Rangel Alves da Costa*
O rio que passa pela aldeia, ainda que não
seja o mais imponente dos rios, é aquele que mais belo se mostra diante do
olhar. Não só do poeta Pessoa, mas de qualquer um que entenda o seu significado
sentimental, sua importância na vida. Mas de onde vêm essas águas silenciosas e
mansamente ternas?
Tudo na vida vem de uma nascente, de um
manancial primeiro, possui um ponto de partida, um local de surgimento. E de
lá, após emergir na terra, caminha, corre, deságua, vai formando um curso,
tomando uma direção. Assim com a história de vida e com tudo que se aviste ao
redor, ou mesmo com o que é presença apenas na memória.
Um rio imenso e caudaloso não nasce com
qualquer pujança, mas de um pequeno veio d’água, de um aqüífero ou lençol. A
água armazenada na superfície, de repente irrompe, tem continuidade e faz
surgir um pequeno traço molhado que vai se avolumando pelos caminhos. Do mesmo
modo, uma saudade não brota ao acaso. Haverá sempre uma motivação para que o
pensamente vá rebuscar aquela feição.
O ser humano não possui sua nascente apenas
nas raízes paternas e maternas. Logicamente que seus pais foram o ponto de
partida para o seu nascimento, mas foram outros mananciais hereditários que
permitiram o surgimento de seus pais, avôs, bisavôs, num percurso distante e
que ainda reflete na sua presença. E o rio atual, que está na pessoa, transmite
aos seus filhos apenas um fluxo que os impulsiona à vida.
E muitos seriam os exemplos. A sabedoria tem
por nascente a busca do conhecimento do mundo através da razão. Seu veio, seu
primeiro ponto de emanação, emerge no ser humano a partir do instante em que
sente necessidade de conhecer e explicar a existência, quais seus fundamentos e
suas propensões. É um sentido filosófico da existência, mas a própria filosofia
tem por objetivo maior conhecer as nascentes de tudo.
Mas ainda em torno da primeira indagação: De
onde vem o rio que passa pela minha aldeia, e também o córrego de mais adiante,
e ainda a cachoeira que se derrama espumosa em meio àquelas montanhas? De onde
vem o rio que corre nas minhas veias, de qual fonte primeira brota essa seiva
de vida? De onde vem a saudade, a lembrança, a recordação?
Sim, quero, preciso saber de onde vem essa
chama cordial ao sentimento e que não por acaso se chama amor? Será do desejo,
do olhar, da necessidade de compartilhar, de um estranho afeto repentinamente
surgido e ao longo fortalecido, ou de uma poderosa e misteriosa força do
destino? Eis que o amor, o verdadeiro amor, é destino.

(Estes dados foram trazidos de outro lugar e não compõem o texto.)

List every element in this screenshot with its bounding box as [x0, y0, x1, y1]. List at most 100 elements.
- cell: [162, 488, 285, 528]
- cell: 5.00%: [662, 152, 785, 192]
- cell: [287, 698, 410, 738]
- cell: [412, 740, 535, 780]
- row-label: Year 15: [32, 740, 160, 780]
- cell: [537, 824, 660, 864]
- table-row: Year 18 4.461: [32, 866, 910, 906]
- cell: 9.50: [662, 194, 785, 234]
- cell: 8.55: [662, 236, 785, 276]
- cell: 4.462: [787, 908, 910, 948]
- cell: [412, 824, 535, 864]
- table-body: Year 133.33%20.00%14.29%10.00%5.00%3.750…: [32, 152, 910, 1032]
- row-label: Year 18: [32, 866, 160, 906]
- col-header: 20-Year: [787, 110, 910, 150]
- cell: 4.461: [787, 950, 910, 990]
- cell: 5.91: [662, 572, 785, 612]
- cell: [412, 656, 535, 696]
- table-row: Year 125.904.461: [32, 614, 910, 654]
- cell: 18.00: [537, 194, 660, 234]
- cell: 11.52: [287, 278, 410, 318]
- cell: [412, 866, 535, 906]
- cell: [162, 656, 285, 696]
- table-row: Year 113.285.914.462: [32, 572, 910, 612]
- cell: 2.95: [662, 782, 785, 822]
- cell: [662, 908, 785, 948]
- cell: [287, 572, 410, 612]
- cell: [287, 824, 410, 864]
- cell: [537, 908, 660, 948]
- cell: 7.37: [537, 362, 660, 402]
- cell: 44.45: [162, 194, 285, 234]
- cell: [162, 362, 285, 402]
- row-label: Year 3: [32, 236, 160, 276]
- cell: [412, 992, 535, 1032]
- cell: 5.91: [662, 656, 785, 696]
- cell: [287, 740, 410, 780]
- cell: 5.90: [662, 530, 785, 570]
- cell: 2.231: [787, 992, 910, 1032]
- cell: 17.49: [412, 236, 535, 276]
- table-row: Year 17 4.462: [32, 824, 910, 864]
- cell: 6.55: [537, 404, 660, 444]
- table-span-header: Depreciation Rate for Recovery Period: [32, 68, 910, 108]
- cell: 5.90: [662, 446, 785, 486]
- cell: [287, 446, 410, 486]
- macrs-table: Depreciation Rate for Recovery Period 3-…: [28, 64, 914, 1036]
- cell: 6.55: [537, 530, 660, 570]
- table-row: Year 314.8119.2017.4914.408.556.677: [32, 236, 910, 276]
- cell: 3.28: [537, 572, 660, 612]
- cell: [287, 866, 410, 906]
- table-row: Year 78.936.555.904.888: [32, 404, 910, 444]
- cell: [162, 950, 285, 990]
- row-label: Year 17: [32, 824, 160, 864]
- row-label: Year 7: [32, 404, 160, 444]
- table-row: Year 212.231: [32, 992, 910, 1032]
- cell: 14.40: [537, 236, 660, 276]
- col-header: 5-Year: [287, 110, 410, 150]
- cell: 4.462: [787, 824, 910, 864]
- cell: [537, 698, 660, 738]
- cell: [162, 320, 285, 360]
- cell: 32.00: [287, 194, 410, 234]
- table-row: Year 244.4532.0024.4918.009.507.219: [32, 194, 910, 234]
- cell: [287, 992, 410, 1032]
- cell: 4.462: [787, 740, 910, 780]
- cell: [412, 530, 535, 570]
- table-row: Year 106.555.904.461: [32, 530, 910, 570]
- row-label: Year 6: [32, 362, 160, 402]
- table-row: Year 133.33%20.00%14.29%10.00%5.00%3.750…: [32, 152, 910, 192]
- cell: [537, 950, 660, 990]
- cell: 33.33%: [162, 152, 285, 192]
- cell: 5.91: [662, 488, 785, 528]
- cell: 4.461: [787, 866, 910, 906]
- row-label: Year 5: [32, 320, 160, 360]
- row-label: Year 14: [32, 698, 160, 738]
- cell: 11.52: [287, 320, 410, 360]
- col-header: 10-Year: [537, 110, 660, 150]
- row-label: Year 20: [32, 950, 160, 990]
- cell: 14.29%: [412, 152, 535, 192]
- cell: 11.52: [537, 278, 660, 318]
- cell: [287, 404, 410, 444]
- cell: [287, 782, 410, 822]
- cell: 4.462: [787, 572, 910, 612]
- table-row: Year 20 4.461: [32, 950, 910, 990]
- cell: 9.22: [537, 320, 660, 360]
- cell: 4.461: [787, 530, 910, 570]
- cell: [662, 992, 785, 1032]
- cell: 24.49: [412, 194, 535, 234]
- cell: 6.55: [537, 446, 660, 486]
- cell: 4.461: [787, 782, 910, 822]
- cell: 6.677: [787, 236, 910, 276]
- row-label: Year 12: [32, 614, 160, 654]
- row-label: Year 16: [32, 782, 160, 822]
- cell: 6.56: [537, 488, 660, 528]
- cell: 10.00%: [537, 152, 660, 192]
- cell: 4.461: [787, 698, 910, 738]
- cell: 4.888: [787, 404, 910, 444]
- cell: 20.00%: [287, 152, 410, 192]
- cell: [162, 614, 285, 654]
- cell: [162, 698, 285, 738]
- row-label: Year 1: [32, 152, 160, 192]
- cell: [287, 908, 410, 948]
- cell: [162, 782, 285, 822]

As indagações seriam muitas. A verdade é que
nada surge ao acaso. No início de tudo há um elemento substancial sem o qual
nada pode surgir, nascer ou frutificar. A correnteza vem do rio, este num leito
percorrido, e tudo numa viagem que se inicia em algum lugar. E onde será ou
estará o lugar, este primeiro despertar das águas que transforma um ponto numa
imensidão?
A Bíblia fala numa gênese, numa criação, no
início de tudo. Ali estão os alicerces e os fundamentos da vida na terra.
Contudo, é além do sentido bíblico da criação que devemos procurar outras
nascentes. Deus criou o homem, o céu, a terra e os seres que a habitam, as
águas dos rios e dos mares, mas tais elementos possibilitaram o surgimento de
outros nascentes. E estas são as nascentes que mesmo existentes nem sempre
conseguimos encontrar.
Imaginamos ou sabemos que algo existe porque
sentimentos sua presença, vivenciamos ou compartilhamos. Contudo, do todo
existente nos chega apenas uma parte, e certamente um grão diante de uma imensa
grandeza. E será preciso, pois, que nos esforcemos para conhecer os caminhos
existentes e que levam ao conhecimento de onde tudo parte, de onde tudo nasce.
Ao menos daquilo que nos desperta interesse. Precisamos, pois, buscar sempre as
nossas nascentes, eis que precisamos saber da nossa tão simples e humilde
origem.
Conhecendo a humildade, talvez encontremos as
respostas para tudo que há abaixo do céu e acima da terra.